Haiti Can Solve Its Own Problems, if Foreign Powers Would Let It

Haiti Can Solve Its Own Problems, if Foreign Powers Would Let It
A man attends the funeral of slain President Jovenel Moise in Cap-Haitien, Haiti, July 23, 2021 (AP photo/Matias Delacroix).

Three weeks after the assassination of President Jovenel Moise, and a week after being sworn in as prime minister, Ariel Henry held his first Cabinet meeting on July 28. It did not go well. In an effort to distance himself from the unpopular Moise administration, Henry attempted to revoke a 2020 presidential decree creating a national intelligence agency, which had been widely criticized as an unaccountable secret police that could potentially spy on Moise’s political opponents. 

But in response to Henry’s proposal, the Cabinet’s secretary-general, Renald Luberice, submitted a letter expressing his opposition to dismantling Moise’s agenda, in which he invoked the memory of the recently slain president and the necessity to continue his work. Ultimately, Henry backed off. 

The episode illustrates just how challenging the road forward will be for Henry as he tries to organize new elections “as quickly as possible.” Beyond the divisions within his own government, Henry faces many overlapping crises.

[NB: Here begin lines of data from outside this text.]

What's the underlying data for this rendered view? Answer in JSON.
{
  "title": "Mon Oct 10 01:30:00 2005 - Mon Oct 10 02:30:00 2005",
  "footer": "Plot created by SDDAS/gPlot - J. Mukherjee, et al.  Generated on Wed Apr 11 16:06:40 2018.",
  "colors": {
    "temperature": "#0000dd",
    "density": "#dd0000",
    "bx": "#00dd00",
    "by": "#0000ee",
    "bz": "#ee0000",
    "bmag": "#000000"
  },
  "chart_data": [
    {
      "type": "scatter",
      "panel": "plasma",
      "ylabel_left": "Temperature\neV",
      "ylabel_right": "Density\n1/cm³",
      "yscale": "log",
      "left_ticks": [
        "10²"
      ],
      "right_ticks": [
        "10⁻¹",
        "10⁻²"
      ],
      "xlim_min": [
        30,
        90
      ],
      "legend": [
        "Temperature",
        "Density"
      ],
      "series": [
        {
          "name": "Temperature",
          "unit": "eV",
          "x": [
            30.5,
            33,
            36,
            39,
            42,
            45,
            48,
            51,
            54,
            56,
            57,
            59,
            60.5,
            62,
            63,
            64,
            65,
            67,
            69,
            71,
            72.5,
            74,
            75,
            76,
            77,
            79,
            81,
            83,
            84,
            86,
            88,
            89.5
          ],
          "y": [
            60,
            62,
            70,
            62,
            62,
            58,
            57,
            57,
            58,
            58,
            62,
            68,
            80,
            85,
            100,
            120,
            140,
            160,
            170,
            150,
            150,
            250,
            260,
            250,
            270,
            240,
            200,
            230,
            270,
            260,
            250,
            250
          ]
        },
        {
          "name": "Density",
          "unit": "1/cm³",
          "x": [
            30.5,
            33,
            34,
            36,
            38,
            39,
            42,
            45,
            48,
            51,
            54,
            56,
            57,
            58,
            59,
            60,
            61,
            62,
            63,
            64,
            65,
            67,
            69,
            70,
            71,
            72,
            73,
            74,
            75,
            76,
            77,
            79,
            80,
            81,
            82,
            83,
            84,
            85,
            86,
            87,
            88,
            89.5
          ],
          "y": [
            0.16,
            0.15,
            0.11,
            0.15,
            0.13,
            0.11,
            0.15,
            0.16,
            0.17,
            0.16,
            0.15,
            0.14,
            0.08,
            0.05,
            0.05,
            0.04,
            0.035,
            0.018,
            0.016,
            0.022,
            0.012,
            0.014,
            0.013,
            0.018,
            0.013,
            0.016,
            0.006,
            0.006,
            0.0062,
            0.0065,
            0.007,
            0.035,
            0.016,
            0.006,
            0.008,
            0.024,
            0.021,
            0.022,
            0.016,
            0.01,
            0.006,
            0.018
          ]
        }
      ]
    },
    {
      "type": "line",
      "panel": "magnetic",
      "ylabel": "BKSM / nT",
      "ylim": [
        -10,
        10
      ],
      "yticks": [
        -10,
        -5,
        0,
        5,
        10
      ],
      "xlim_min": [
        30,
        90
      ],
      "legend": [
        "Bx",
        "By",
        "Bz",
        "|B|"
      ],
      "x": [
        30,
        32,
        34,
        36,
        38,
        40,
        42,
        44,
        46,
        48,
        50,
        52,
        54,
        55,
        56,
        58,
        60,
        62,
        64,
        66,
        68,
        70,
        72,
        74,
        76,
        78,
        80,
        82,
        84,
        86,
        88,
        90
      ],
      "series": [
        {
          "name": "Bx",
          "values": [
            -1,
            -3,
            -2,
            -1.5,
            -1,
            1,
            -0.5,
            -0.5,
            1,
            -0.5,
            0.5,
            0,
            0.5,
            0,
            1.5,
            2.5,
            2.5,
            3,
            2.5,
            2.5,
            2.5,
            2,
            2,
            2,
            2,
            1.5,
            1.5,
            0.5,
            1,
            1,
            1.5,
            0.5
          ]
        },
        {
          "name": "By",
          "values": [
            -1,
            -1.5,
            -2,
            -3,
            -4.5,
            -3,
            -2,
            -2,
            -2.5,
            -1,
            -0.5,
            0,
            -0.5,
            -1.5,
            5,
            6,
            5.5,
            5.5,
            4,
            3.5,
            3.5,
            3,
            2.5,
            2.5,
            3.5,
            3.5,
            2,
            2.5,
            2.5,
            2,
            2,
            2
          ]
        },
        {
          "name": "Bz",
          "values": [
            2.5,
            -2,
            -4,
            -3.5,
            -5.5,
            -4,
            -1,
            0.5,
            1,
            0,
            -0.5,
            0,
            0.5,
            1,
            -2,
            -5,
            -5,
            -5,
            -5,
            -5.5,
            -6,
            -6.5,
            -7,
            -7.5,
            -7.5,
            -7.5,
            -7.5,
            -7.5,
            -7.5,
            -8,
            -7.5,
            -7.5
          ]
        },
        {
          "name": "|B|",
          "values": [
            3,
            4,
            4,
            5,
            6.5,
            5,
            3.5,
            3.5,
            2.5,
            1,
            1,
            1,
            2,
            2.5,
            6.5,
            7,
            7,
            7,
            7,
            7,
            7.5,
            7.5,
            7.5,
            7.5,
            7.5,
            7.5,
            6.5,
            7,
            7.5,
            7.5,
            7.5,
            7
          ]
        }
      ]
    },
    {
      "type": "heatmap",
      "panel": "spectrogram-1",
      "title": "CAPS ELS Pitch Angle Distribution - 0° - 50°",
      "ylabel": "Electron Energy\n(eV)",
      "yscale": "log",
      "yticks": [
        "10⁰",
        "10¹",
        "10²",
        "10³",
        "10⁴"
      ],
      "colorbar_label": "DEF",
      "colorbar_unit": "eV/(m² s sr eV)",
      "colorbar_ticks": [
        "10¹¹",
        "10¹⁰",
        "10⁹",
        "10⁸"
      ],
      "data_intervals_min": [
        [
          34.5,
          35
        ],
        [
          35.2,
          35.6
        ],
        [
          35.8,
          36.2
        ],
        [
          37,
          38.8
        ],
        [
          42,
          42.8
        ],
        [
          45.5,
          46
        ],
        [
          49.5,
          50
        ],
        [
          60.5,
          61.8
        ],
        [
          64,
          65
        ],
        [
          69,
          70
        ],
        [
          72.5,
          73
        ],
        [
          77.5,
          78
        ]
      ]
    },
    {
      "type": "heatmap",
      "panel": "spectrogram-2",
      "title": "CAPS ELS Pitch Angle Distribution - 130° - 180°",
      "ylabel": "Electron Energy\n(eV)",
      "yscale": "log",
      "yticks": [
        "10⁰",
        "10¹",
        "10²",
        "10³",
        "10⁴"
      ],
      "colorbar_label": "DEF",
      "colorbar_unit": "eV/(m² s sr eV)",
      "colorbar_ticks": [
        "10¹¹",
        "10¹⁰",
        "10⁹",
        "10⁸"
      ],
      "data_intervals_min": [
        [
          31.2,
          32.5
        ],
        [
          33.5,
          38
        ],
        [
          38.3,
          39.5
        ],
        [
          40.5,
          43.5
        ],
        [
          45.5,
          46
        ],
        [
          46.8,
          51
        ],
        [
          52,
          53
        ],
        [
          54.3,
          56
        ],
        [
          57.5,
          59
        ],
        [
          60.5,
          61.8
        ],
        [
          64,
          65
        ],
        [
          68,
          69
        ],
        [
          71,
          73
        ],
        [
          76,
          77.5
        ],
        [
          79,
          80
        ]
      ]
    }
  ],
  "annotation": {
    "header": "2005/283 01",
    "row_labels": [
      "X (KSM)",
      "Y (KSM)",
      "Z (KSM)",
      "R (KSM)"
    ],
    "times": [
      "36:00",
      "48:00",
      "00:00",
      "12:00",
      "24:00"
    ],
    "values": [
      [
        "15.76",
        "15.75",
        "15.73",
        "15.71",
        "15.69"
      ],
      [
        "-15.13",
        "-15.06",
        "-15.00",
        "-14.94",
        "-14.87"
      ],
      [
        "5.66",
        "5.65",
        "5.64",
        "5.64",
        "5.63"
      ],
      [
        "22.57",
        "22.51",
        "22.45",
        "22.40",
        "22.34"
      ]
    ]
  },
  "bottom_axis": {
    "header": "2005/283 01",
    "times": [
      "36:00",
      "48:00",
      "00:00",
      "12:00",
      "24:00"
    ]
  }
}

First, violent gangs, many of which had forged ties with Moise and his allies, control entire neighborhoods of the capital, Port-au-Prince, fueling a wave of violent crime that has displaced thousands of residents. On June 30, journalist Diego Charles and activist Antoinette Duclair were shot and killed by unidentified men on a motorcycle—part of a long string of assassinations of pro-democracy figures going back to 2018.